川田: 元々デザイナーで色々なタイトルに関わった後、プロデューサーとしては『バイオハザード5』やWiiのガンシューティングの「クロニクル」シリーズを担当していました。今回はプロデューサーとして『THE MERCENARIES 3D』と『REVELATIONS』の両方をやっています。
井上: 最初は企画マンとしてカプコンに入社しまして、色々なタイトルに関わってきました。ディレクターとしてはDSの『ワンタメミュージックチャンネル DokodemoStyle』が初めで、複数のタイトルを経て前作は『Fate/unlimited codes』のスタッフとして。。今回はディレクターとして『THE MERCENARIES 3D』を担当しています。
———『THE MERCENARIES 3D』の概要を教えてください
川田: これまでの「バイオハザード」はサバイバルホラーゲームとして作ってきたのですが、今回はアクションに注力してサバイバルアクションとして楽しめるゲーム、というのが大きな特徴です。身構えて何時間も遊ぶというよりは短い時間で比較的どこでも遊べる、携帯ゲームとして遊び易いゲームとして企画しました。それはしっかり実現できていると思います。
———企画はどのように誕生したのでしょうか?
川田: もともと3DSでは『REVERATIONS』の方が先にスタートして、3DSの技術検証として『THE MERCENARIES』のステージを使って実験をしていたんです。作っていると、3DSというハードのスペックがかなり高いことが分かり、そのまま家庭用のスペックでもゲームを作れる事が分かり、技術検証をしながら実際のゲームとして制作することになりました。
———なるほど
川田: 『REVERATIONS』は全く新しいバイオハザードとして制作を進めていますので、大々的にスタッフを投入して制作に入る前の段階で時間を長く取っていて、『REVERATIONS』のコンセプトを固めている裏で『THE MERCENARIES 3D』が作れるんじゃないかという判断で始まって、実際効率的に作れているんじゃないかと思います。

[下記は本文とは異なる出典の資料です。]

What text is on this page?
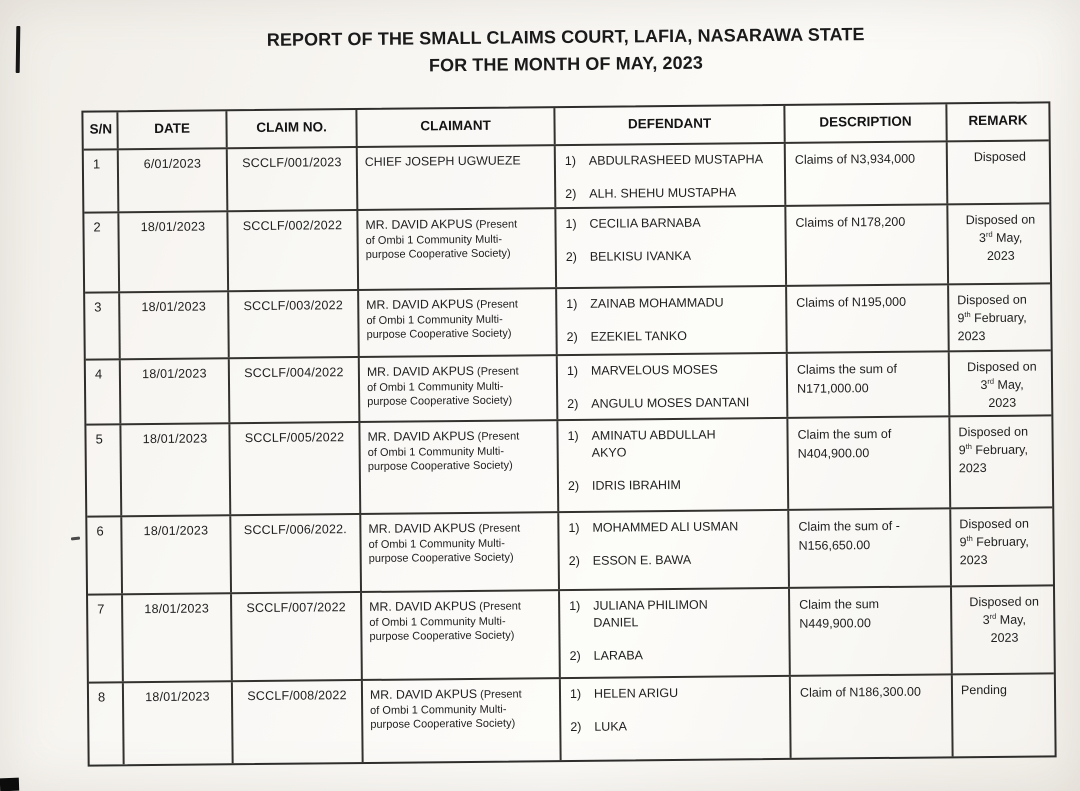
REPORT OF THE SMALL CLAIMS COURT, LAFIA, NASARAWA STATE
FOR THE MONTH OF MAY, 2023
S/N	DATE	CLAIM NO.	CLAIMANT	DEFENDANT	DESCRIPTION	REMARK
1	6/01/2023	SCCLF/001/2023	CHIEF JOSEPH UGWUEZE	1)	ABDULRASHEED MUSTAPHA
2)	ALH. SHEHU MUSTAPHA
Claims of N3,934,000	Disposed
2	18/01/2023	SCCLF/002/2022	MR. DAVID AKPUS (Present
of Ombi 1 Community Multi-
purpose Cooperative Society)
1)	CECILIA BARNABA
2)	BELKISU IVANKA
Claims of N178,200	Disposed on
3rd May,
2023
3	18/01/2023	SCCLF/003/2022	MR. DAVID AKPUS (Present
of Ombi 1 Community Multi-
purpose Cooperative Society)
1)	ZAINAB MOHAMMADU
2)	EZEKIEL TANKO
Claims of N195,000	Disposed on
9th February,
2023
4	18/01/2023	SCCLF/004/2022	MR. DAVID AKPUS (Present
of Ombi 1 Community Multi-
purpose Cooperative Society)
1)	MARVELOUS MOSES
2)	ANGULU MOSES DANTANI
Claims the sum of
N171,000.00
Disposed on
3rd May,
2023
5	18/01/2023	SCCLF/005/2022	MR. DAVID AKPUS (Present
of Ombi 1 Community Multi-
purpose Cooperative Society)
1)	AMINATU ABDULLAH
AKYO
2)	IDRIS IBRAHIM
Claim the sum of
N404,900.00
Disposed on
9th February,
2023
6	18/01/2023	SCCLF/006/2022.	MR. DAVID AKPUS (Present
of Ombi 1 Community Multi-
purpose Cooperative Society)
1)	MOHAMMED ALI USMAN
2)	ESSON E. BAWA
Claim the sum of -
N156,650.00
Disposed on
9th February,
2023
7	18/01/2023	SCCLF/007/2022	MR. DAVID AKPUS (Present
of Ombi 1 Community Multi-
purpose Cooperative Society)
1)	JULIANA PHILIMON
DANIEL
2)	LARABA
Claim the sum
N449,900.00
Disposed on
3rd May,
2023
8	18/01/2023	SCCLF/008/2022	MR. DAVID AKPUS (Present
of Ombi 1 Community Multi-
purpose Cooperative Society)
1)	HELEN ARIGU
2)	LUKA
Claim of N186,300.00	Pending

井上: スタッフにとってはずっと忙しい時期が続くということなんですけど…(笑)。
川田: 本当に申し訳なく思っています(笑)。ただ、出来上がってきているものを見ると、かなり良い感じに仕上がっていると感じています。
———スタッフも両タイトルは同じメンバーが?
川田: そうですね。一部はもちろん変わりますが。ですから、『THE MERCENARIES 3D』で培ったノウハウで『REVERATIONS』を作っていると言って問題ないと思います。
———3DSで『MERCENARIES』を作るに当たって意識したポイントは?
川田: もともと『MERCENARIES』はボーナスモードだったので、『4』や『5』をクリアして上達した人が遊ぶという前提があったんです。ですから難易度も比較的高めで、歯応えのある内容でした。今回注意したのは、バイオハザードを遊んだことのない人にも楽しめるように、ということですね。カプコンのゲームでこんなに親切なチュートリアルがあるものは無いんじゃないでしょうか?(笑)。移動の方法から教えてくれます。

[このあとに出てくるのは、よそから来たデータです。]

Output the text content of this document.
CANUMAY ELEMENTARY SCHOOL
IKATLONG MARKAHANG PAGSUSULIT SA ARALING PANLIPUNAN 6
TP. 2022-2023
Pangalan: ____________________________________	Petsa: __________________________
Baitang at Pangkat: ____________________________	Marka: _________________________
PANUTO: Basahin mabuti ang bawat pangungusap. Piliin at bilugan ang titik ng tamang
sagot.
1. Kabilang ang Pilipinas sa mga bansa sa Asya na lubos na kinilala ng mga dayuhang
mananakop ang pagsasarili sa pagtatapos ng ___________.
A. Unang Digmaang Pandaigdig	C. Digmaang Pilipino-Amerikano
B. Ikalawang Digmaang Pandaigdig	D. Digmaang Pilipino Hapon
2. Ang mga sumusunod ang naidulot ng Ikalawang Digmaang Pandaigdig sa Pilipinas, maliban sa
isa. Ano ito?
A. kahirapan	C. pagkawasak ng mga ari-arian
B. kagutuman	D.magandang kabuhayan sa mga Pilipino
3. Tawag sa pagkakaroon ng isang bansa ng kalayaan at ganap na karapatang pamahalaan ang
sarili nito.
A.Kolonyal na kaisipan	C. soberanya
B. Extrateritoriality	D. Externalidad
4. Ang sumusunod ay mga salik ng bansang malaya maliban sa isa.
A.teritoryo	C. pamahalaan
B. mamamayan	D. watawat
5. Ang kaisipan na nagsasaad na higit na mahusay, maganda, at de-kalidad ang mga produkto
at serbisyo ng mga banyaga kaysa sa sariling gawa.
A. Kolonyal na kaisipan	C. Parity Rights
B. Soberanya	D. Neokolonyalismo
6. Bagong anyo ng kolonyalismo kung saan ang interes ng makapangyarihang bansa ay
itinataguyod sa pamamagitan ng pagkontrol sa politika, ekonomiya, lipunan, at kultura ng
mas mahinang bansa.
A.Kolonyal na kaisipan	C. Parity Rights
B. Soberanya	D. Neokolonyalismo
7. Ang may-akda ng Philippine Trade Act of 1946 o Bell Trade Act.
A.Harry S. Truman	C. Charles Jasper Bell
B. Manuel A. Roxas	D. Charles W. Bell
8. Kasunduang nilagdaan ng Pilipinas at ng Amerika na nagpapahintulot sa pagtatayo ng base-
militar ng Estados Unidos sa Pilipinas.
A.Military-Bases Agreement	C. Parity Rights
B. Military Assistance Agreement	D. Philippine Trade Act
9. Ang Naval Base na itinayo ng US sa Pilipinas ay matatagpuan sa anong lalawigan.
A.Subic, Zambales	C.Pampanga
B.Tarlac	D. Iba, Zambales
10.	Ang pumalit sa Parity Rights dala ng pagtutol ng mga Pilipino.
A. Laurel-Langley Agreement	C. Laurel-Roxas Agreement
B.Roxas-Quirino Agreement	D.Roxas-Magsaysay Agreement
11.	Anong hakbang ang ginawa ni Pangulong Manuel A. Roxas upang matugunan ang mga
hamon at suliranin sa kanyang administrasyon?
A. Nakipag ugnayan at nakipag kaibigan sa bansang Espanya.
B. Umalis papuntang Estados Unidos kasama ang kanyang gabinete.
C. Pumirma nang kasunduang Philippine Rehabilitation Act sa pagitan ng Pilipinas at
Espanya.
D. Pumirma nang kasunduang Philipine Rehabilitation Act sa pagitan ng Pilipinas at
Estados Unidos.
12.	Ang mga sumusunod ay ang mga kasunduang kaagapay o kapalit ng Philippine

井上: ただし、チュートリアルといっても単に易しいだけではありません。そこはカプコンのアクションゲームらしい歯応えがチュートリアルと云えども存在し、極めようとすると上達が必要です。
———僕も最初のチュートリアルで時間切れになってしまって…
井上: あはは(笑)。チュートリアルもそうですが、後半に行くに従って、カプコンらしい噛めば噛むほど味が出るチューニングというのは健在です。「バイオハザード」初心者でも遊べるように作りましたが、だからといってヌルいゲームではありませんのでご安心を。チューニングスタッフからも「後半はしんどい…」と言われていますので(笑)。
川田: あと、本作にはストーリーというものが存在しない、という割り切った作りになっているのですが、チュートリアルには謎の軍曹の声が登場します。こちらもお楽しみに。
———それは楽しみですね
井上: また、先ほどもあったように、アクションに舵を切ったゲームになっていますので新しいアクションも取り入れています。例えば、今までのシリーズでは禁忌のような扱いになっていた、歩きながら銃を撃つ、といったアクションも取り入れています。もっとゲーム展開をスピーディにしたいということですね。
川田: これまでは何故か誰も手を出さなかったんだよね(笑)。
井上: また、3DSには2画面がありますので、アイテムの選択画面を下画面に置いて、タッチするだけで武器を変更できるようにしました。今まではメニューを開く必要があったのが、かなり遊び易くなったと思います。
———『4』や『5』で遊べたモードをベースにしているということでどこまで新しい遊びが出来るか懸念もあるのですが
川田: 基本の要素としてはこれまでに遊べたものなのですが、先ほどもあったようにアクションを強化し、ボリュームについても誰もが満足いただける内容になっているかと思います。カプコンのゲームは品質管理部門がチェックをするのですが、1人のキャラクターだけでも遊び切るには10時間はかかるんじゃないかとお墨付きをいただいています。かなり遊び倒せる内容になった自信はあります。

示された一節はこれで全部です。